Languages and runtimes
Project Valhalla value classes (JEP 401) reach preview, targeting JDK 28
- Category: Languages
- Status: developing
- Sources: JEP 401, The Register, HN discussion
- Summary: JEP 401, Value Classes and Objects, the central language feature of the long-running Project Valhalla, is set to land as a preview in JDK 28. The Register reported on 2026-06-15 that Oracle engineer Lois Foltan confirmed the change will merge into the OpenJDK mainline early in July 2026; the first-preview pull request adds more than 197,000 lines across 1,816 files. Value classes create objects with no identity, distinguished only by their field values rather than their location in memory, which lets the JVM flatten and inline them for performance instead of forcing heap allocation and pointer indirection. The feature ships as an opt-in preview, not enabled by default, and JEP 401 migrates some existing JDK classes such as
Integerto value classes, with more to follow over later releases. JDK 28 is expected in March 2027. - Comments: Brian Goetz cautioned against expecting a short preview window, saying hoping for the feature to exit preview by JDK 29 (the next LTS, expected September 2027) "seems optimistic," so production-ready value classes remain at least a year out.
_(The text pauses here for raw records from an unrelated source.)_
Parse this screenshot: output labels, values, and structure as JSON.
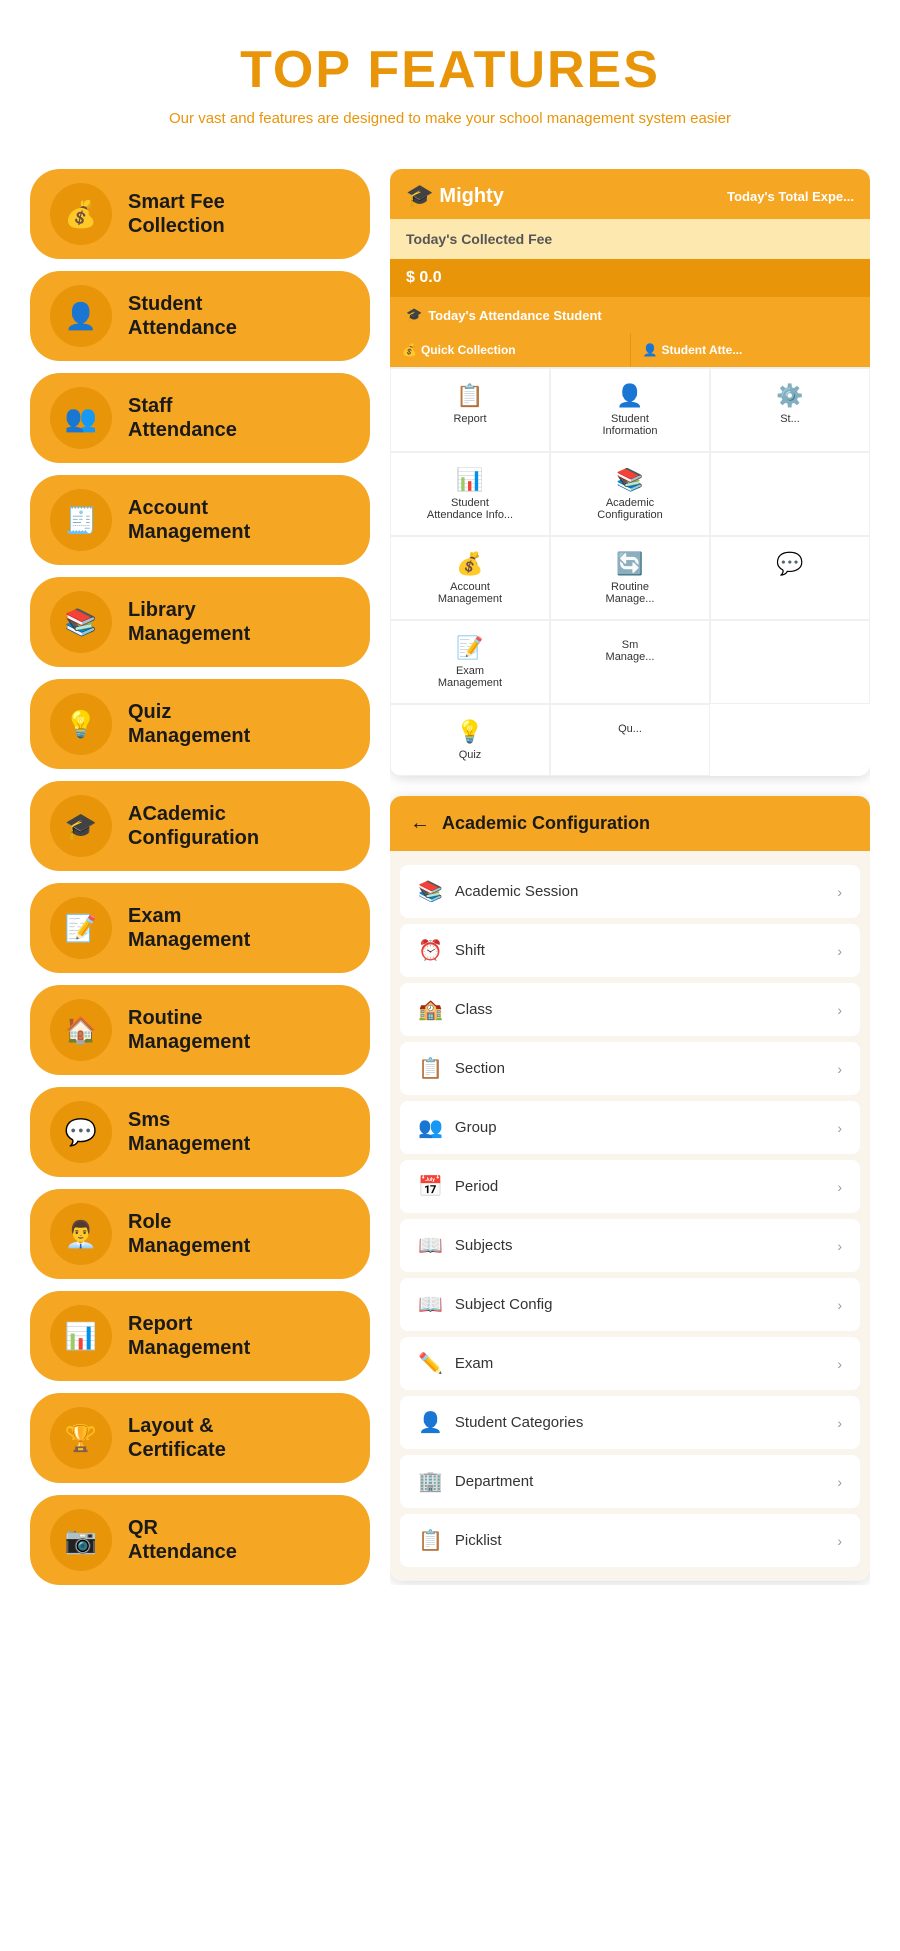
{
  "header": {
    "title": "TOP FEATURES",
    "subtitle": "Our vast and features are designed to make your school management system easier"
  },
  "features": [
    {
      "id": "smart-fee",
      "label": "Smart Fee\nCollection",
      "icon": "💰"
    },
    {
      "id": "student-attendance",
      "label": "Student\nAttendance",
      "icon": "👤"
    },
    {
      "id": "staff-attendance",
      "label": "Staff\nAttendance",
      "icon": "👥"
    },
    {
      "id": "account-management",
      "label": "Account\nManagement",
      "icon": "🧾"
    },
    {
      "id": "library-management",
      "label": "Library\nManagement",
      "icon": "📚"
    },
    {
      "id": "quiz-management",
      "label": "Quiz\nManagement",
      "icon": "💡"
    },
    {
      "id": "academic-config",
      "label": "ACademic\nConfiguration",
      "icon": "🎓"
    },
    {
      "id": "exam-management",
      "label": "Exam\nManagement",
      "icon": "📝"
    },
    {
      "id": "routine-management",
      "label": "Routine\nManagement",
      "icon": "🏠"
    },
    {
      "id": "sms-management",
      "label": "Sms\nManagement",
      "icon": "💬"
    },
    {
      "id": "role-management",
      "label": "Role\nManagement",
      "icon": "👨‍💼"
    },
    {
      "id": "report-management",
      "label": "Report\nManagement",
      "icon": "📊"
    },
    {
      "id": "layout-certificate",
      "label": "Layout &\nCertificate",
      "icon": "🏆"
    },
    {
      "id": "qr-attendance",
      "label": "QR\nAttendance",
      "icon": "📷"
    }
  ],
  "app_mockup": {
    "logo": "Mighty",
    "logo_icon": "🎓",
    "header_right": "Today's Total Expe...",
    "collected_fee_label": "Today's Collected Fee",
    "fee_amount": "$ 0.0",
    "attendance_label": "Today's Attendance Student",
    "quick_collection": "Quick Collection",
    "student_attendance_btn": "Student Atte...",
    "grid_items": [
      {
        "label": "Report",
        "icon": "📋"
      },
      {
        "label": "Student\nInformation",
        "icon": "👤"
      },
      {
        "label": "St...",
        "icon": "⚙️"
      },
      {
        "label": "Student\nAttendance Info...",
        "icon": "📊"
      },
      {
        "label": "Academic\nConfiguration",
        "icon": "📚"
      },
      {
        "label": "",
        "icon": ""
      },
      {
        "label": "Account\nManagement",
        "icon": "💰"
      },
      {
        "label": "Routine\nManageme...",
        "icon": "🔄"
      },
      {
        "label": "",
        "icon": "💬"
      },
      {
        "label": "Exam\nManagement",
        "icon": "📝"
      },
      {
        "label": "Sm\nManage...",
        "icon": ""
      },
      {
        "label": "",
        "icon": ""
      },
      {
        "label": "Quiz",
        "icon": "💡"
      },
      {
        "label": "Qu...",
        "icon": ""
      }
    ]
  },
  "academic_panel": {
    "title": "Academic Configuration",
    "back_label": "←",
    "items": [
      {
        "label": "Academic Session",
        "icon": "📚"
      },
      {
        "label": "Shift",
        "icon": "⏰"
      },
      {
        "label": "Class",
        "icon": "🏫"
      },
      {
        "label": "Section",
        "icon": "📋"
      },
      {
        "label": "Group",
        "icon": "👥"
      },
      {
        "label": "Period",
        "icon": "📅"
      },
      {
        "label": "Subjects",
        "icon": "📖"
      },
      {
        "label": "Subject Config",
        "icon": "📖"
      },
      {
        "label": "Exam",
        "icon": "✏️"
      },
      {
        "label": "Student Categories",
        "icon": "👤"
      },
      {
        "label": "Department",
        "icon": "🏢"
      },
      {
        "label": "Picklist",
        "icon": "📋"
      }
    ]
  }
}
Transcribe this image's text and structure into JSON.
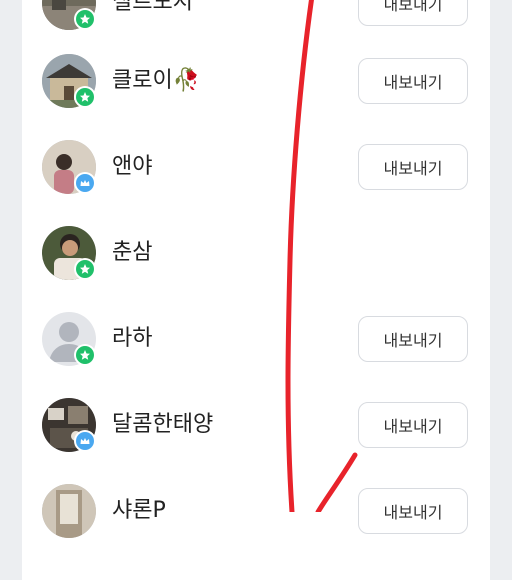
{
  "contacts": [
    {
      "name": "칠르도시",
      "badge": "green",
      "export_label": "내보내기",
      "avatar": "photo-street"
    },
    {
      "name": "클로이🥀",
      "badge": "green",
      "export_label": "내보내기",
      "avatar": "photo-house"
    },
    {
      "name": "앤야",
      "badge": "blue",
      "export_label": "내보내기",
      "avatar": "photo-person"
    },
    {
      "name": "춘삼",
      "badge": "green",
      "export_label": "",
      "avatar": "photo-man"
    },
    {
      "name": "라하",
      "badge": "green",
      "export_label": "내보내기",
      "avatar": "default-silhouette"
    },
    {
      "name": "달콤한태양",
      "badge": "blue",
      "export_label": "내보내기",
      "avatar": "photo-room"
    },
    {
      "name": "샤론P",
      "badge": "none",
      "export_label": "내보내기",
      "avatar": "photo-door"
    }
  ],
  "colors": {
    "accent_green": "#20c06a",
    "accent_blue": "#4aa8f0",
    "annotation_red": "#e8232b"
  },
  "badge_icons": {
    "green": "star-icon",
    "blue": "crown-icon"
  }
}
- Why it matters: Value classes are the largest Java language change in a decade and the foundation for flattened generics and value-based numerics, so teams tracking JVM memory layout, allocation pressure, and data-oriented APIs should begin reading JEP 401 now even though general availability is years away.
- Follow-up: Confirm the mainline merge in early July 2026 and watch whether JEP 401 stays preview through JDK 29.